October 30, 2009 News Comments Off on Intelligent Healthcare Information Integration 10/31/09

Meaningful Ewes

What’s all this fuss I hear about the government trying to define “meaningful ewes”? What in the world could they be thinking? Now, I’m not exactly a farm boy, but I am small town born and raised and have been on enough of my friends’ farms to know a thing or two about ewes. I think this whole conversation about trying to define the meaningfulness of ewes is just downright silly.

I mean, aren’t all ewes – be they Massese Ehrs or Elliottdale Emrs or Padova Pdf/hs – meaningful? Why would anyone buy one of these creatures to be anything other than meaningful? Goodness knows adopting even one of them creates an entirely new set of tasks and major changes in workflow around any farm. I find it hard to believe that any farmer in their right mind would spend the time and effort it takes to own one of these, no less suffer the upfront expense, if they weren’t planning on putting them to good use. Really, why would anyone buy one of them just to have them around? It’s not like they jazz up the joint just by standing around baaing and bleating.
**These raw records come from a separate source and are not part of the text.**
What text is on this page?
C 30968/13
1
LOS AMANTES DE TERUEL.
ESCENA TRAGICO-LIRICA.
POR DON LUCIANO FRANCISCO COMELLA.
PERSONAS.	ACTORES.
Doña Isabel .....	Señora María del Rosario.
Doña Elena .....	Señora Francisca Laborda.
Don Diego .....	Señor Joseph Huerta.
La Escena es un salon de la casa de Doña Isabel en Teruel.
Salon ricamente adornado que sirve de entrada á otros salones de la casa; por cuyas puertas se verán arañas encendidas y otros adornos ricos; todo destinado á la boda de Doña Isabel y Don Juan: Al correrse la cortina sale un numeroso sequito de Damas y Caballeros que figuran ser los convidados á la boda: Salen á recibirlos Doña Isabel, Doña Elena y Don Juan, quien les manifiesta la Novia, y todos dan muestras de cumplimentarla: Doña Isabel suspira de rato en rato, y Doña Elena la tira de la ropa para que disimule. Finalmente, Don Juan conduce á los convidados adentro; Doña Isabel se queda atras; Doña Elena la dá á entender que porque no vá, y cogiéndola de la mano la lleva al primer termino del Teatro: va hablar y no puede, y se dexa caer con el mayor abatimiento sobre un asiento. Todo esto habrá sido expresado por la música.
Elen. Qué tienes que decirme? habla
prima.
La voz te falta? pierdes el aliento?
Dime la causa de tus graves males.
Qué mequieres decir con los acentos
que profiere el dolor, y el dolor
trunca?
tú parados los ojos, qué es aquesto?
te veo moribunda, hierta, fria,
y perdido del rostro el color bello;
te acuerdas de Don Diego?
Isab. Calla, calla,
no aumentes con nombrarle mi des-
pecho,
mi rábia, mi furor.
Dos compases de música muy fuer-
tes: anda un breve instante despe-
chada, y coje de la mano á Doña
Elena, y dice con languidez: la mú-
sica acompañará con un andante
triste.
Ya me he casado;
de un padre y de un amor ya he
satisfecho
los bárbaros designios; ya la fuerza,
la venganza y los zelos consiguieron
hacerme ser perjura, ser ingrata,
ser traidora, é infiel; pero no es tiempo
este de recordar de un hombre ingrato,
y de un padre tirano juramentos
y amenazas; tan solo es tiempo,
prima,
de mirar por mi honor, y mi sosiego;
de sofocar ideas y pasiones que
If I had a farm and I was thinking about getting ewes on it, I can guarantee you that I would make sure they were meaningful. I would spend some time up front to make certain that whichever breed I bought had some real viability for my farm. I’d study up on how to care for my particular variety and maybe even have a professional ewe-ser teach me how best to shear so that I got the greatest yield possible from my efforts and investment.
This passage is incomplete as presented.